Measures of Function and/or Well-being of the Patient
Two evidence syntheses evaluated other outcomes, which included patient-reported measures [e.g., quality of life (QoL), ability to perform activities of daily living (ADLs)] and neurocognitive functioning:
- Lennon, et al. (2021) employed a systematic review of RCTs and NRSI in assessing pre- and post-operative cognitive functioning in medication-refractory TDPD patients undergoing MRgFUS. Based on two studies that only utilized cognitive screeners, MRgFUS appeared to be a procedure without significant concerns related to cognitive outcomes in the perioperative or follow-up periods up to 12 months. QoL and ADLs also seemed to be generally preserved in an overwhelming majority of patients This review highlighted the limitations in the ability to speak on these outcomes. The small number of published articles, assessment methods (cognitive screening tools in lieu of comprehensive neuropsychological data), short-term follow-up, and participant attrition did not permit strong conclusions.
- A meta-analysis of two small RCTs found significant improvement in the ability of patients with Parkinson’s disease, who received MRgFUS, to perform daily activities (SMD: − 0.86; 95% CI: − 1.41, − 0.32) compared to the sham group. There were no significant group differences in other indicators.7
- Evidence is inconclusive - too few data on outcomes of interest
- Evidence from 1 small randomized controlled trial (RCT) and 3 small case series suggests that MRgFUS can safely reduce tremor and improve QOL in patients with PD; however, these studies are too small and at too high a risk of bias to be conclusive. Larger RCTs comparing MRgFUS to other treatments and reporting on tremor and QOL at follow-up times longer than 1 year are needed to validate results and determine comparative and longer-term efficacy; ongoing trials may partially address some evidence gaps.

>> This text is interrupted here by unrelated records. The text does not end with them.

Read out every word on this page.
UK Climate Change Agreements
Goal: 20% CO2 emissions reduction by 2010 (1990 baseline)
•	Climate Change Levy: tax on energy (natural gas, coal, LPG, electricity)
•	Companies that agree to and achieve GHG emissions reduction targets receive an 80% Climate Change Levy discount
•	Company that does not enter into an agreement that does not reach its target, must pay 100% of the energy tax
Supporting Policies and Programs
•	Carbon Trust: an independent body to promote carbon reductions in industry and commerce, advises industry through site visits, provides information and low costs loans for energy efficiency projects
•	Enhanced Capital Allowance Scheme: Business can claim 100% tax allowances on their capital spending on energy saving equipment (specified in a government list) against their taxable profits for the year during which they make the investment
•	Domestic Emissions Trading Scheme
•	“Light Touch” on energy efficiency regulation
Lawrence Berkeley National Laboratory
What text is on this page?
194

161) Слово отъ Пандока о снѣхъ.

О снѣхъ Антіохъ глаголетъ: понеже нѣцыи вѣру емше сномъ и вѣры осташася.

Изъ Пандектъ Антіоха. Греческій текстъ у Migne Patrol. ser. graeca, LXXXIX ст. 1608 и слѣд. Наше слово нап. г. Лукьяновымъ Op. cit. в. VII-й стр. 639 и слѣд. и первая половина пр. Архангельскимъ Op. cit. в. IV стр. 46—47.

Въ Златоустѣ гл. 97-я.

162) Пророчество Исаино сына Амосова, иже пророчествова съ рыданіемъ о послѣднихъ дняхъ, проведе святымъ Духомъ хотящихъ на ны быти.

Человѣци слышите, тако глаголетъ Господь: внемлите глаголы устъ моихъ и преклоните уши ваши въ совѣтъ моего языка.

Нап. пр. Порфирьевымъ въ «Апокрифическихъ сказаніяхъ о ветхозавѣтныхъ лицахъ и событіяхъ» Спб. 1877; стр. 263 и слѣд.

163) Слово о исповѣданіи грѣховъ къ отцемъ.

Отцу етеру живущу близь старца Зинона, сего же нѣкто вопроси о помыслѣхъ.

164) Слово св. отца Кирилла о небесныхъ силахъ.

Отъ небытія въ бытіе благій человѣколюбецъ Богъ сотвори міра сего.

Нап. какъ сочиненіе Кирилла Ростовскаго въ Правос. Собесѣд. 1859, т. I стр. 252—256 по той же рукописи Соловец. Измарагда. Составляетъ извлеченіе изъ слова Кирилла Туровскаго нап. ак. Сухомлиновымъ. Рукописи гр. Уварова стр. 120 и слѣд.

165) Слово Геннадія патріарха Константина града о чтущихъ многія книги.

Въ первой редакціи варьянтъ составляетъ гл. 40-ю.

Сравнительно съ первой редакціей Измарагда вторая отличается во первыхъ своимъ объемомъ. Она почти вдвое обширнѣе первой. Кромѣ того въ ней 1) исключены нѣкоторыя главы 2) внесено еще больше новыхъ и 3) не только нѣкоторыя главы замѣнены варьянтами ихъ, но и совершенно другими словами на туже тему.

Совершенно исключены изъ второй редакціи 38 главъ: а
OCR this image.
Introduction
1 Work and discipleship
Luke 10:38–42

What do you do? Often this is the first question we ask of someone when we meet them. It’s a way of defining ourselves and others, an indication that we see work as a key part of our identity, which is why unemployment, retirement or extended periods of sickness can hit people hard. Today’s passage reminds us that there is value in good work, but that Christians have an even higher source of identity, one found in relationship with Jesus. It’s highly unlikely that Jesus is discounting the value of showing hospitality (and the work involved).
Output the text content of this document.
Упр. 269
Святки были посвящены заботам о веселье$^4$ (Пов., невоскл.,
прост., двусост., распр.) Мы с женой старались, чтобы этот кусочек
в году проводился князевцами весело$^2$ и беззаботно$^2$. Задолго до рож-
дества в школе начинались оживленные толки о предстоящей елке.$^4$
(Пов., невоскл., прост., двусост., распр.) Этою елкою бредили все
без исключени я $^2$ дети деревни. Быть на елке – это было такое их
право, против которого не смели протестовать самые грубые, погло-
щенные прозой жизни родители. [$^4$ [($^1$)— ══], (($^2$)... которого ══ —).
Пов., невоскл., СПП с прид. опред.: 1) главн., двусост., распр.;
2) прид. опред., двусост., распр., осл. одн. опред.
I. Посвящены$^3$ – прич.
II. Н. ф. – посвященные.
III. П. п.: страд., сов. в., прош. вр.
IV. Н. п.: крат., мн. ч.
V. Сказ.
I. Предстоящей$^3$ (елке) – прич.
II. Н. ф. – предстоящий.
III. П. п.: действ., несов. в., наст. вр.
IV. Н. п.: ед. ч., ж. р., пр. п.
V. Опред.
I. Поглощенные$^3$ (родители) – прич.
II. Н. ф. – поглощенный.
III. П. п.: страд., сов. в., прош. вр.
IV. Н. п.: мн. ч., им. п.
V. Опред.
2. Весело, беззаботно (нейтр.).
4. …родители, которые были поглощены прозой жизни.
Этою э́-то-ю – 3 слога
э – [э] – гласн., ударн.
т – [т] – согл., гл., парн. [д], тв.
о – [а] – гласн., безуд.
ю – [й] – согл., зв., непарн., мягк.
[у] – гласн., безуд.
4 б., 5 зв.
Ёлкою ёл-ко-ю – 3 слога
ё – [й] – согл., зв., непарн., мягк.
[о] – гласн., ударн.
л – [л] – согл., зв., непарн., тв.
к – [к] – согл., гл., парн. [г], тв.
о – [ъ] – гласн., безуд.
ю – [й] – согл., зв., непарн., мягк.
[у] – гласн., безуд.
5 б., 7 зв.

- Evidence limitations: The RCT is at risk of bias because of its small size and unbalanced MRgFUS and sham control groups. All included case series are at a high risk of bias due to small size, single-center focus, and lack of control groups. One case series evaluated patients at different follow-up times. Overall, studies included patients with different subtypes of PD and who underwent different surgeries; results from 1 group of patients and 1 type of surgery may not generalize to other patient groups or procedures. Finally, no studies reported on the amount of time patients spent on-medication compared with time off-medication, which is needed to give a clearer picture of MRgFUS' effectiveness, especially over time.